Tournament information
- Sport: College lacrosse
- Location: Baltimore, Maryland
- Venue(s): M&T Bank Stadium
- Participants: 4

Final positions
- Champions: Le Moyne (1st title)
- Runner-up: Limestone (5th title game)

Tournament statistics
- Matches played: 3
- Goals scored: 59 (19.67 per match)
- Attendance: 20,859 (6,953 per match)
- MVP: Matt Hunter, NYIT
- Top scorer(s): Brandon Spillett, Le Moyne (9)

= 2004 NCAA Division II men's lacrosse tournament =

The 2004 NCAA Division II Men's Lacrosse Championship was the 20th annual tournament to determine the national champions of NCAA Division II men's college lacrosse in the United States.
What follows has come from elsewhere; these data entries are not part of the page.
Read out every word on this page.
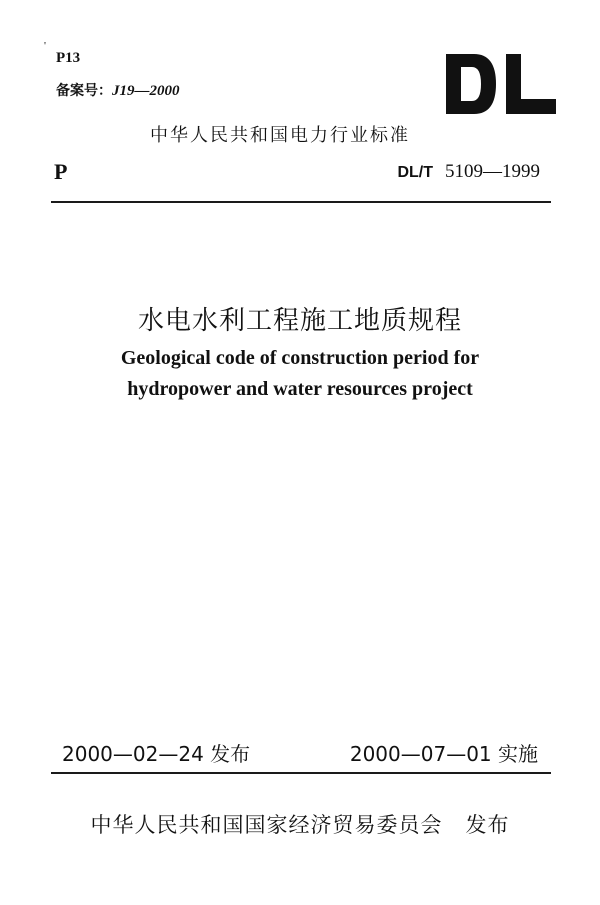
'
P13
备案号：J19—2000
中华人民共和国电力行业标准
P	DL/T 5109—1999
水电水利工程施工地质规程
Geological code of construction period for
hydropower and water resources project
2000—02—24 发布	2000—07—01 实施
中华人民共和国国家经济贸易委员会   发布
The final was played at M&T Bank Stadium, the home stadium of the NFL's Baltimore Ravens, in Baltimore, Maryland. The final was held in Baltimore alongside the championship games of the Division I and Division III NCAA men's lacrosse tournaments.

Le Moyne defeated Limestone in the championship game, 11–10 after two overtimes, to claim the Dolphins' first Division II national title.